The costs of owning a detached bungalow in Vancouver take up 82.3 percent of a typical household’s income, up 0.1 percentage points from the previous quarter. In Toronto, the largest city in Canada, that figure is 53.8 percent, up 0.8 points, according to a housing affordability report for the first quarter produced by Canada’s largest lender.
“The Canadian housing market cooled significantly in the past year,” Craig Wright, chief economist at Royal Bank of Canada, said in a statement. “There is mounting evidence that activity is no longer weakening.”

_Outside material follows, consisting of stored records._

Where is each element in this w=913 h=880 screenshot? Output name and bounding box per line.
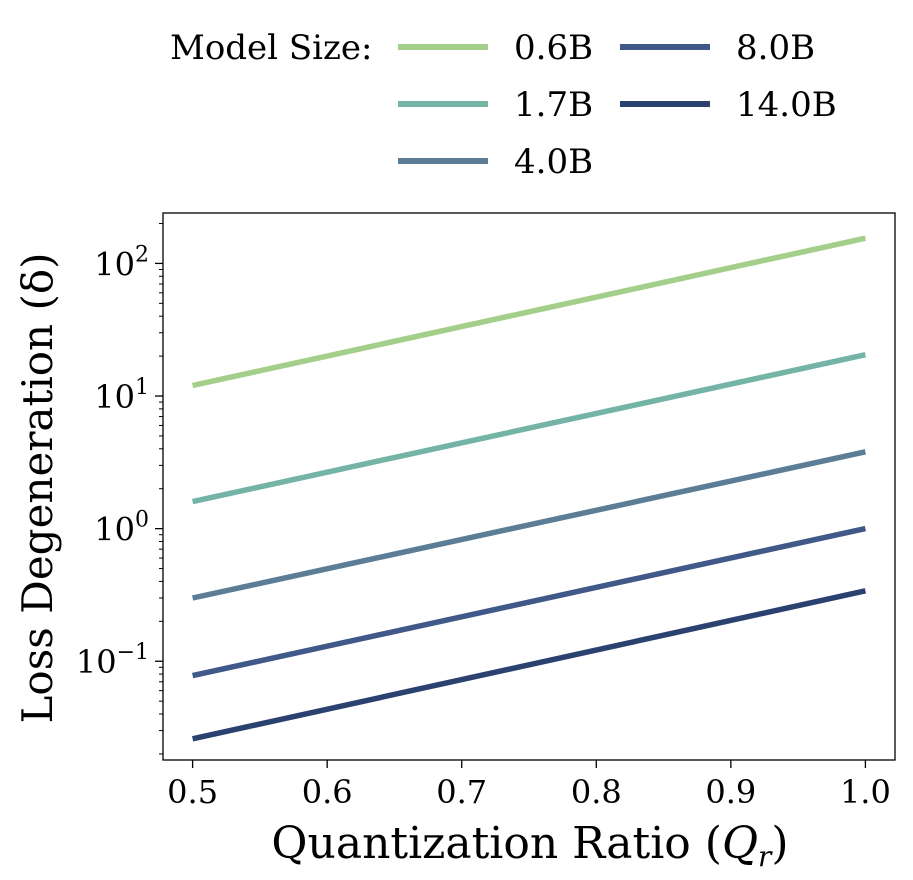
x-tick-label: 0.8 [571, 773, 622, 811]
legend: Model Size: 0.6B 1.7B 4.0B 8.0B 14.0B [170, 28, 837, 182]
y-tick-label: 101 [94, 375, 149, 416]
legend-label-8.0B: 8.0B [736, 28, 815, 68]
y-tick-label: 100 [94, 508, 149, 549]
series-line-0.6B [192, 235, 866, 389]
legend-label-14.0B: 14.0B [736, 85, 837, 125]
x-tick-label: 0.5 [167, 773, 218, 811]
x-tick-label: 1.0 [840, 773, 891, 811]
legend-label-4.0B: 4.0B [514, 142, 593, 182]
x-tick-label: 0.9 [705, 773, 756, 811]
x-tick-label: 0.6 [302, 773, 353, 811]
y-axis-label: Loss Degeneration (δ) [13, 253, 62, 724]
series-line-4.0B [192, 449, 866, 601]
axes-frame [162, 212, 896, 761]
legend-label-1.7B: 1.7B [514, 85, 593, 125]
series-line-1.7B [192, 352, 866, 505]
series-line-8.0B [192, 525, 866, 679]
y-tick-label: 10−1 [76, 640, 149, 681]
legend-title: Model Size: [170, 28, 373, 68]
x-axis-label: Quantization Ratio (Qr) [271, 818, 788, 873]
x-tick-label: 0.7 [436, 773, 487, 811]
series-line-14.0B [192, 588, 866, 742]
legend-label-0.6B: 0.6B [514, 28, 593, 68]
y-tick-label: 102 [94, 242, 149, 283]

A “significant nationwide price correction” isn’t imminent as long as affordability stays within the current range, Wright said.
Exceptionally low mortgage rates have been the chief factor in keeping homeownership costs relatively affordable, RBC said.
Finance Minister Jim Flaherty tightened mortgage rules four times in the last five years amid concern that overbuilding in some markets could lead to a sharp drop in prices. The Bank of Canada forecasts housing investment will be a drag on economic growth this year and next.
“While affordability levels are manageable at this point, we’d be humming a very different tune if interest rates were to suddenly rise substantially,” Wright said. “Fortunately, the likelihood of a surge in rates is slim at this stage.”
Across Canada, the costs of owning a standard two-story home take up 48 percent of a typical household’s monthly pretax income, while condominiums eat up 28.1 percent, according to the index. Both figures are unchanged from the previous quarter.
The RBC housing affordability index, compiled since 1985, measures how much of pretax household income is needed to own a home, including mortgage payments, utilities and property taxes. A rise in the measure shows a deterioration in affordability.